Lilia Moritz Schwarcz is a Brazilian historian and anthropologist whose research focuses on race, the history of slavery, and the history of anthropology. She is a professor in the Department of Anthropology at the University of São Paulo and a Global Scholar at Princeton University. Her biography of Brazilian novelist Lima Barreto, Lima Barreto, Triste Visionário, was released this July. She spoke about the author at the 15th annual Festa Literária Internacional de Paraty (Paraty International Literary Festival, or FLIP).

Lima Barreto (1881 – 1922), commonly referred to as Lima in Brazil, is a novelist who wrote in Rio de Janeiro during the First Brazilian Republic.
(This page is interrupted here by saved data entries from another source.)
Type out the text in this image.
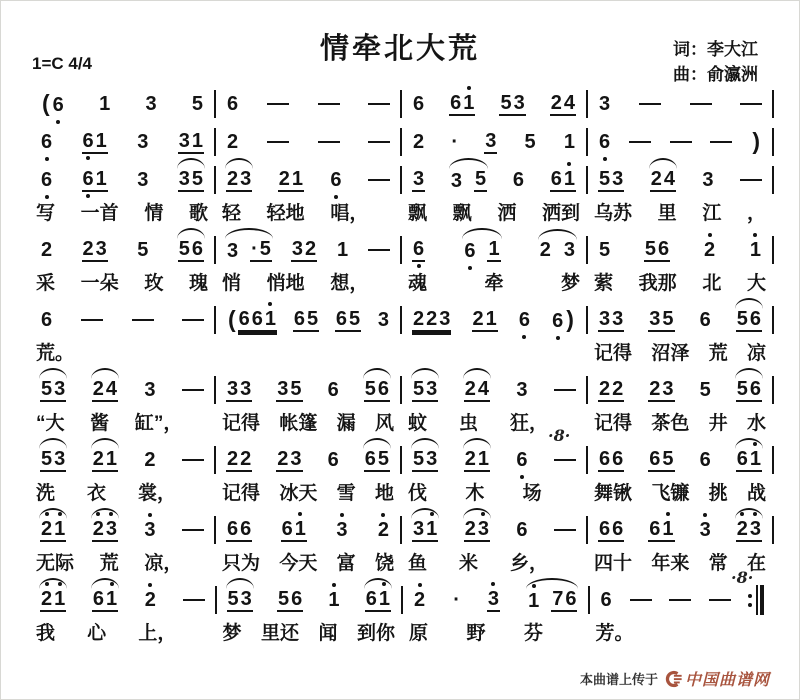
1=C 4/4	情牵北大荒	词：李大江
曲：俞瀛洲
( 6 1 3 5 6	6 6 1 5 3 2 4 3
6 6 1 3 3 1 2	2 · 3 5 1 6	)
6 6 1 3 3 5
写 一首 情 歌
2 3 2 1 6
轻 轻地 唱，
3 3
5 6 6 1
飘 飘 洒 洒到
5 3 2 4 3
乌苏 里 江 ，
2 2 3 5 5 6
采 一朵 玫 瑰
3
· 5 3 2 1
悄 悄地 想，
6 6
1 2
3
魂	牵	梦
5 5 6 2 1
萦 我那 北 大
6
荒。
( 6 6 1 6 5 6 5 3 2 2 3 2 1 6 6 ) 3 3 3 5 6 5 6
记得 沼泽 荒 凉
5 3 2 4 3
“大 酱 缸”，
3 3 3 5 6 5 6
记得 帐篷 漏 风
5 3 2 4 3
蚊 虫 狂，
2 2 2 3 5 5 6
记得 茶色 井 水
5 3 2 1 2
洗 衣 裳，
2 2 2 3 6 6 5
记得 冰天 雪 地
5 3 2 1 6
伐 木 场
6 6 6 5 6 6 1
舞锹 飞镰 挑 战
2 1 2 3 3
无际 荒 凉，
6 6 6 1 3 2
只为 今天 富 饶
3 1 2 3 6
鱼 米 乡，
6 6 6 1 3 2 3
四十 年来 常 在
2 1 6 1 2
我 心 上，
5 3 5 6 1 6 1
梦 里还 闻 到你
2 · 3 1
7 6
原 野 芬
6
芳。
·8·
·8·
本曲谱上传于 中国曲谱网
His mother was a professor and freed slave and his father a typographer. Writing as a mixed-race man in a post-abolition era rife with discrimination and theories of scientific racism, Lima Barreto wrote short stories and novels that exposed the corruption, inequality, and discrimination underlying Brazil’s young democracy. Unrecognized for his talent during his life, Lima Barreto has only gained notoriety in recent decades. This year, he was the honoree at the 15th anniversary of Brazil’s acclaimed literary festival, FLIP.

Lara Norgaard is a recent graduate of Princeton University in Comparative Literature with a focus on Latin America. She teaches English and researches public memory in Brazilian literature as a 2017—2018 Fulbright Scholar in Brazil.